L’acier est un alliage essentiellement composé de fer, sa densité varie donc autour de celle du fer (7,32 à 7,86), suivant sa composition chimique et ses traitements thermiques. La densité d’un acier inox est typiquement un peu supérieure à 8. Par exemple, la densité d’un acier inoxydable de type AISI 304 (X2CrNi18-10) est environ 8,02.

Ils ont un module de Young d’environ 210 000 MPa, indépendamment de leur composition. Les autres propriétés varient énormément en fonction de leur composition, du traitement thermo-mécanique et des traitements de surface auxquels ils ont été soumis.

Le traitement thermo-mécanique est l’association :

  • d’un traitement thermique, sous la forme d’un cycle chauffage-refroidissement (trempe, revenu…) ;
  • d’un traitement mécanique, une déformation provoquant de l’écrouissage (laminage, forgeage, tréfilage…).

Le traitement de surface consiste à modifier la composition chimique ou la structure d’une couche extérieur d’acier. Cela peut être :

  • une réaction en phase liquide (chromatation, carburation, nitruration en bain de sel, galvanisation, parkerisation…) ;
  • une réaction en phase gazeuse (nitruration en phase liquide) ;
  • une projection d’ions (implantation ionique) ;
  • un recouvrement (peinture, émail).

Voir aussi l’article détaillé traitements anti-usure.

Différentes « familles » d'aciers

Il existe des aciers faiblement alliés, à faible teneur en carbone, et au contraire des aciers contenant beaucoup d’éléments d’alliage (par exemple, un acier inoxydable typique contient 8 % de nickel et 18 % de chrome en masse).

Différentes classifications

Principes de désignation symbolique des aciers selon la norme EN 1007-1-2.

Chaque pays a son mode de désignation des aciers.
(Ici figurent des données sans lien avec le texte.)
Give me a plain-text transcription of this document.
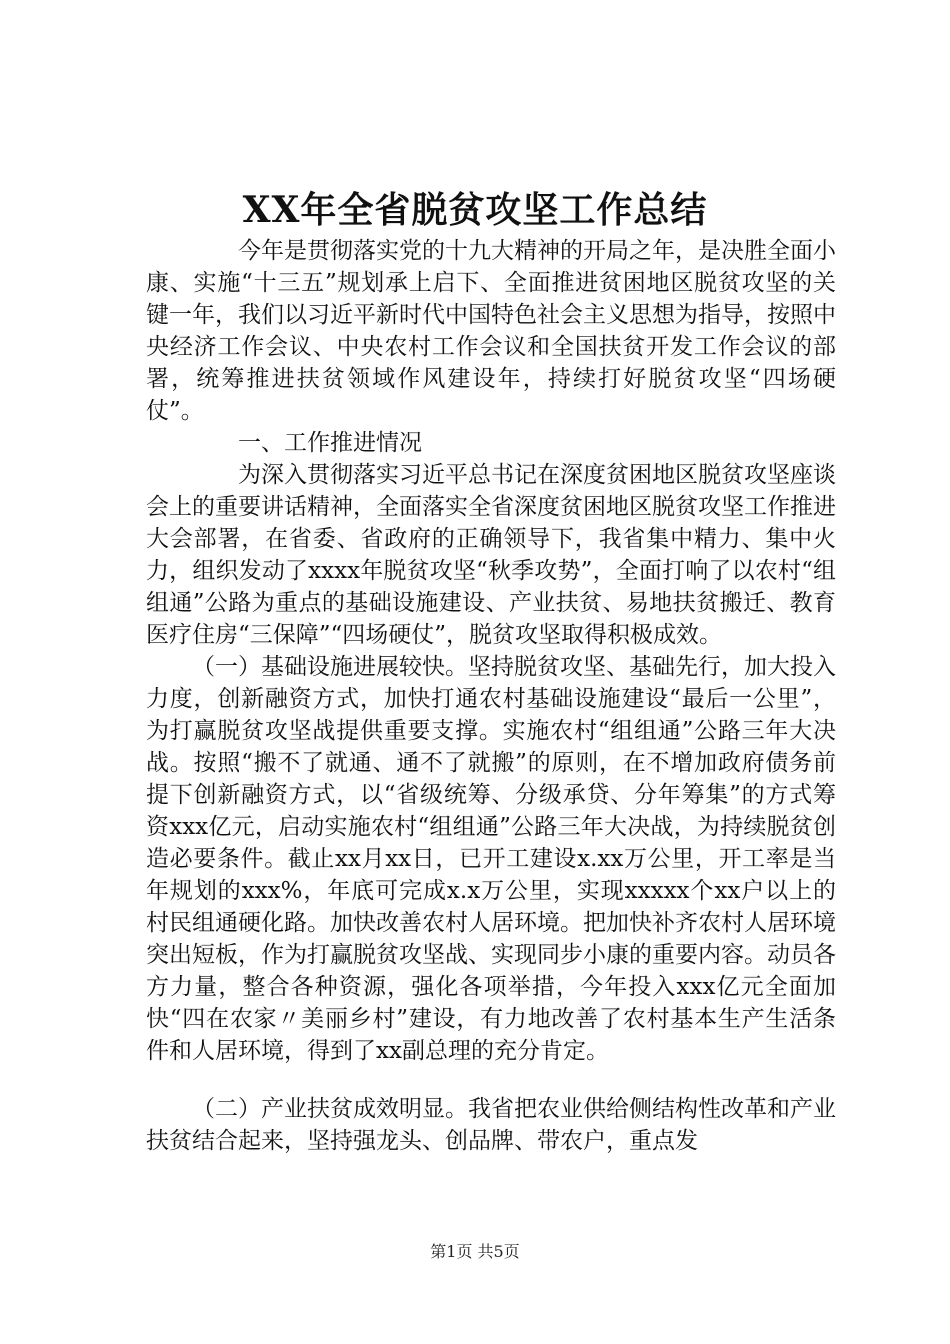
XX年全省脱贫攻坚工作总结

今年是贯彻落实党的十九大精神的开局之年，是决胜全面小康、实施“十三五”规划承上启下、全面推进贫困地区脱贫攻坚的关键一年，我们以习近平新时代中国特色社会主义思想为指导，按照中央经济工作会议、中央农村工作会议和全国扶贫开发工作会议的部署，统筹推进扶贫领域作风建设年，持续打好脱贫攻坚“四场硬仗”。

一、工作推进情况

为深入贯彻落实习近平总书记在深度贫困地区脱贫攻坚座谈会上的重要讲话精神，全面落实全省深度贫困地区脱贫攻坚工作推进大会部署，在省委、省政府的正确领导下，我省集中精力、集中火力，组织发动了xxxx年脱贫攻坚“秋季攻势”，全面打响了以农村“组组通”公路为重点的基础设施建设、产业扶贫、易地扶贫搬迁、教育医疗住房“三保障”“四场硬仗”，脱贫攻坚取得积极成效。

（一）基础设施进展较快。坚持脱贫攻坚、基础先行，加大投入力度，创新融资方式，加快打通农村基础设施建设“最后一公里”，为打赢脱贫攻坚战提供重要支撑。实施农村“组组通”公路三年大决战。按照“搬不了就通、通不了就搬”的原则，在不增加政府债务前提下创新融资方式，以“省级统筹、分级承贷、分年筹集”的方式筹资xxx亿元，启动实施农村“组组通”公路三年大决战，为持续脱贫创造必要条件。截止xx月xx日，已开工建设x.xx万公里，开工率是当年规划的xxx%，年底可完成x.x万公里，实现xxxxx个xx户以上的村民组通硬化路。加快改善农村人居环境。把加快补齐农村人居环境突出短板，作为打赢脱贫攻坚战、实现同步小康的重要内容。动员各方力量，整合各种资源，强化各项举措，今年投入xxx亿元全面加快“四在农家〃美丽乡村”建设，有力地改善了农村基本生产生活条件和人居环境，得到了xx副总理的充分肯定。

（二）产业扶贫成效明显。我省把农业供给侧结构性改革和产业扶贫结合起来，坚持强龙头、创品牌、带农户，重点发

第1页 共5页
Le schéma ci-contre indique la désignation européenne selon la norme EN10027. Cette norme distingue quatre catégories :

  • les aciers non-alliés d’usage général (construction), dits « aciers à ferrer les ânes » ;
  • les aciers non-alliés spéciaux, pour traitement thermique, malléables, soudables, forgeables… ;
  • les aciers faiblement alliés, pour trempe et revenu ; les éléments d’alliage favorisent la trempabilité et permettent d’avoir des structures martensitiques ou bainitiques, donc des aciers à haute dureté, à haute limite élastique, pour les outils, les ressorts, les roulements…
  • les aciers fortement alliés :
    • les aciers inoxydables,
    • les aciers rapides, pour les outils à forte vitesse de coupe comme les forets.

Aciers non alliés

Aciers non alliés d’usage général

Ils sont destinés à la construction soudée, à l’usinage, au pliage… On distingue :

  • Le type S qui correspond à un usage général de base (construction de bâtiment…)
  • Le type E qui est utilisé dans la construction mécanique

La désignation de ces aciers comprend la lettre du type d’acier suivi de la valeur de la limite élastique (Re) en méga-pascal (MPa). S’il s’agit d’un acier moulé, la désignation est précédée de la lettre G. La désignation peut être complétée par des indications supplémentaires (pureté, application dédiée…)

Exemples :

  • S185 (anciennement A33), Re = 185 MPa
  • E295 (anciennement A50), Re = 295 MPa
  • GE295, acier moulé, Re = 295 MPa
  • S355 J2 WP, Re = 355 MPa, à grain fin et auto-patinable (c’est l’acier Corten A)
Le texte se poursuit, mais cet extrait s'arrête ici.